SINGAPORE (Reuters) -Activist investor Quarz Capital Management said it is opposed to the terms of a proposed S$4.2 billion ($3.1 billion) merger of two Temasek-linked Singapore real estate investment trusts, saying the target firm was significantly undervalued.
It is urging Mapletree North Asia Commercial Trust (MNACT) to negotiate an improved offer from Mapletree Commercial Trust (MCT), according to a Feb. 9 open letter reviewed by Reuters.
Quarz, which has previously been successful in blocking a Singapore REIT deal, says it and its affiliates hold stakes that rank them among the top 10 unitholders of MNACT <MAPE.SI>.
In a report published on research platform Smartkarma on Friday, analyst Travis Lundy said Quarz had provided many statements in its letter about how things would change on the MNACT side once the COVID-19 pandemic ended but had not addressed the impact on MCT .
MNACT’s main portfolio includes one commercial property in Hong Kong and two in China, while MCT is a Singapore-focused REIT.
On Thursday, MNACT’s units were down 1.8% before the Reuters story and ended up 0.9% on the day at S$1.12. On Friday, MNACT’s units traded 1.8% lower.
“We note that Quarz acknowledges the deal rationale…and sees value in MNACT,” MCT’s manager said in a response to Reuters, but did not elaborate.
MNACT’s manager said it continued to believe that the rationale and terms of the proposed merger were beneficial to unitholders from a strategic and financial perspective.
Singapore state investor Temasek declined comment. Its Mapletree Investments Pte Ltd, a global real estate conglomerate, is the single largest unitholder in both real estate investment trusts (REITs), owning 32.6% of MCT and 38.1% of MNACT as of Dec. 29.
On Dec. 31, MCT had announced plans to buy MNACT, seeking to create the seventh-largest REIT in Asia with an expected market valuation of about S$10.5 billion.

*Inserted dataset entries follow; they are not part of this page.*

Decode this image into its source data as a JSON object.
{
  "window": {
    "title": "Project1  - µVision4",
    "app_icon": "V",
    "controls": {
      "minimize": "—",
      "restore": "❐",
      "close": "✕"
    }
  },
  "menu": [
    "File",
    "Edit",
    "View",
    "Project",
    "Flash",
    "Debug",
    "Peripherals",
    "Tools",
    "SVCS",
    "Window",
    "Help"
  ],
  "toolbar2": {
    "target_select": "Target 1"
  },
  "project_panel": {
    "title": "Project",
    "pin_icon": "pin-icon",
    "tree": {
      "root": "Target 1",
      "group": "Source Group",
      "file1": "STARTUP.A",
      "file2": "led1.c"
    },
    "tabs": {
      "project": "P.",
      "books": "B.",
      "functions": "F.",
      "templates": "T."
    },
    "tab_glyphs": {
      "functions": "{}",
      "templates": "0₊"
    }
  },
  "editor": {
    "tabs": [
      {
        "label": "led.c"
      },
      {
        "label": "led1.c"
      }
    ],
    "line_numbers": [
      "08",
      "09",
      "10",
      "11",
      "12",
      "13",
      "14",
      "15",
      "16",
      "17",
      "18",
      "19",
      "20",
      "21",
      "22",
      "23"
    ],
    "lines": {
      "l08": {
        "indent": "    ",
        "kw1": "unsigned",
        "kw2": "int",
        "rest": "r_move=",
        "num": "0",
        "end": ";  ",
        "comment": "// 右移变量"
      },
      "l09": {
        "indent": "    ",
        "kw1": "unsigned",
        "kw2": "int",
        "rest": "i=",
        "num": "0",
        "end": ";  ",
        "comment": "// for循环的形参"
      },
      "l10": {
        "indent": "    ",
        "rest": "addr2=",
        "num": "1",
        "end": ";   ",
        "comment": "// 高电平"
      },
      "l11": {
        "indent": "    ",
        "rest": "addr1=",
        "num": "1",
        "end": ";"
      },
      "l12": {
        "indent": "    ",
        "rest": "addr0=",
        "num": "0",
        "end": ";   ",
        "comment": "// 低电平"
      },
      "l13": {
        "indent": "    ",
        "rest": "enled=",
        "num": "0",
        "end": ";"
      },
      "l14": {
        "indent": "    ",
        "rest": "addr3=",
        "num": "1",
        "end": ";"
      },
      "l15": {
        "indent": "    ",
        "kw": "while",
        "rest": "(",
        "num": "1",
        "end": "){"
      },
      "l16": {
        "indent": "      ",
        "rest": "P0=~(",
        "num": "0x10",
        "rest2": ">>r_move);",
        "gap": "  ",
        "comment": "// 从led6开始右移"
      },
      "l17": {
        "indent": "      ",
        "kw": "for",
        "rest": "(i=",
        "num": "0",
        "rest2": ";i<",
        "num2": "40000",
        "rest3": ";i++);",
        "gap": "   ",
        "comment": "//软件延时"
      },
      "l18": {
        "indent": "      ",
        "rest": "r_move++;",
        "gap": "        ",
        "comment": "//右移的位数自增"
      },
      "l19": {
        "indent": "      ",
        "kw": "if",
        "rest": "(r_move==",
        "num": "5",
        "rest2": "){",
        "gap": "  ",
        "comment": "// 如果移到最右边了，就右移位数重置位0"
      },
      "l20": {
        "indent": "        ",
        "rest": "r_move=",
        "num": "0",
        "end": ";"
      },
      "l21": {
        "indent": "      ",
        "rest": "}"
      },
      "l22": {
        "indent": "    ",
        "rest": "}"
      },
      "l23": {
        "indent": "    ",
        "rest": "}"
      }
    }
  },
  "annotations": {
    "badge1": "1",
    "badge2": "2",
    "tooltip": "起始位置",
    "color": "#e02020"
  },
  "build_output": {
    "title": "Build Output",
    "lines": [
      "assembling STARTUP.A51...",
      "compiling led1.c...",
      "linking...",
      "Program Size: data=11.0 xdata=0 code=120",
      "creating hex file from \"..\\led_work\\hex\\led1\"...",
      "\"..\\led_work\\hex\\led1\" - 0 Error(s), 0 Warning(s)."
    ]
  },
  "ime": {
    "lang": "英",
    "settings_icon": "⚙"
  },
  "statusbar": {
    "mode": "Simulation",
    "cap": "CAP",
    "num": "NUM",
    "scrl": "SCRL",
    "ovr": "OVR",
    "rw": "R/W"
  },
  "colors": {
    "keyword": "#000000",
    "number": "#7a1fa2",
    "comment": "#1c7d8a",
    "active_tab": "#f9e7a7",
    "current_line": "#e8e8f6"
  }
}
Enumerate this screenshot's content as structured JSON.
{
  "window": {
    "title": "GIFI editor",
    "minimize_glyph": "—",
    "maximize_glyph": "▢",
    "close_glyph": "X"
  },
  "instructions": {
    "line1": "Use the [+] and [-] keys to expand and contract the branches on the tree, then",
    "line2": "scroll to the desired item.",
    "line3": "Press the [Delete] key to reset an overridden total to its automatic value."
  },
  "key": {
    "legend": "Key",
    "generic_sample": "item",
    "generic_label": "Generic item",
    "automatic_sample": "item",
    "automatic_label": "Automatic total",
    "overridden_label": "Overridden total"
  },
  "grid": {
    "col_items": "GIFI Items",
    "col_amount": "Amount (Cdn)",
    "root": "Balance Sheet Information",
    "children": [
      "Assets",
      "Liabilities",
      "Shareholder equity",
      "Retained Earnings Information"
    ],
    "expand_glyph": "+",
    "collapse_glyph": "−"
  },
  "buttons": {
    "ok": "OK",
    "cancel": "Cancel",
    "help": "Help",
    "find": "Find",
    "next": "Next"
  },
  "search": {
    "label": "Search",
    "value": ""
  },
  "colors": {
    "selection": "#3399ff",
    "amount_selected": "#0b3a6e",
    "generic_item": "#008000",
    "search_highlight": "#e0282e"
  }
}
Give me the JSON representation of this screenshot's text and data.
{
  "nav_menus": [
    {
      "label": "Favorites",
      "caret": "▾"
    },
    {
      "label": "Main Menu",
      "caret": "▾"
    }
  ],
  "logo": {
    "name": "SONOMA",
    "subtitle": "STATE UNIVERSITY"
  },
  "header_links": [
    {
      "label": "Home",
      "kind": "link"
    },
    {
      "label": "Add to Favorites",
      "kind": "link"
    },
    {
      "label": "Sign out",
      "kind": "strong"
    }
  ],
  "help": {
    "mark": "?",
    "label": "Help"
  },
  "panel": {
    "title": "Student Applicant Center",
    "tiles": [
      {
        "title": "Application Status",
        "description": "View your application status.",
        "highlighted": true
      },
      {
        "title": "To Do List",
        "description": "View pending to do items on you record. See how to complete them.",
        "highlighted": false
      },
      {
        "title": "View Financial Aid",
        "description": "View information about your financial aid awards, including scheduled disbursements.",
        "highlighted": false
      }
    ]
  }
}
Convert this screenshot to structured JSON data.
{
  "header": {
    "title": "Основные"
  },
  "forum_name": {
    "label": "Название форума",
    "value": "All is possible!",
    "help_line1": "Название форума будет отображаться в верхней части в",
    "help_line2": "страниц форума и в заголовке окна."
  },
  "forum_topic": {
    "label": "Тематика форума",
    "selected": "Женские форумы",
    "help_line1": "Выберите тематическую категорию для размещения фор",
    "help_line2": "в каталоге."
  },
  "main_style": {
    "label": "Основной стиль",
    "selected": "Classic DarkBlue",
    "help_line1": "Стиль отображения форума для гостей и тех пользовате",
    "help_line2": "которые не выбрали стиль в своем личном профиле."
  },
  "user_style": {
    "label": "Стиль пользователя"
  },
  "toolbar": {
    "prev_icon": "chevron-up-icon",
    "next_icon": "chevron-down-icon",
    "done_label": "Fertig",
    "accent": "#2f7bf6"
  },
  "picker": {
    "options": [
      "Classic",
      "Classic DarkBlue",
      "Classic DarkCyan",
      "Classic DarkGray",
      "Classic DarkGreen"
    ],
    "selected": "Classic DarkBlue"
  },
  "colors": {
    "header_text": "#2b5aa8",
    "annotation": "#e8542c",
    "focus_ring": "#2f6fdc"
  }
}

“We have received a substantial number of positive responses from MNACT unitholders who are institutional investors, family offices and retail investors since the open letter,” Jan Moermann, chief investment officer at Quarz, said in a response to Reuters.
Quarz said in the letter that it supports the deal rationale but objects to the merger ratio and price.
“We agree that the offer is value destructive to unitholders and significantly undervalues MNACT,” Moermann and Havard Chi, Quarz’s Singapore-based research head, said in the letter.
MCT offered to acquire all units of MNACT in exchange for MCT units, or a combination of both cash and MCT units that gave the target’s unitholders S$1.1949 per unit.
This represented a 7.6% premium to MNACT’s Dec. 27 closing price of S$1.11 and was based on MCT’s unitprice of S$2. The companies said the offer was in line with MNACT’s net asset value (NAV) per unit.
Since then, MCT’s units have fallen 9% to trade at S$1.82 on Friday.
“It appears that many Singaporean holders of MCT are thinking that a merger with MNACT would be a quality downgrade,” said Lundy.
Quarz said “MNACT’s board and management should initiate a transparent and robust process to sell the assets above NAV of S$1.23 instead of recommending the suboptimal offer of S$1.08-S$1.10 from MCT.”
It added it was confident MNACT would stage a strong recovery from the second half of 2022, citing rising global COVID-19 vaccination rates.
Singapore’s REIT market is dominated by retail investors who are attracted to the high dividends paid by trusts as the firms are mandated to pay out 90% of their rental income. Quarz mustered support to block a merger in 2020 between two Singapore REITs, whose managers are owned by a unit of Asian logistics giant ESR Cayman Ltd.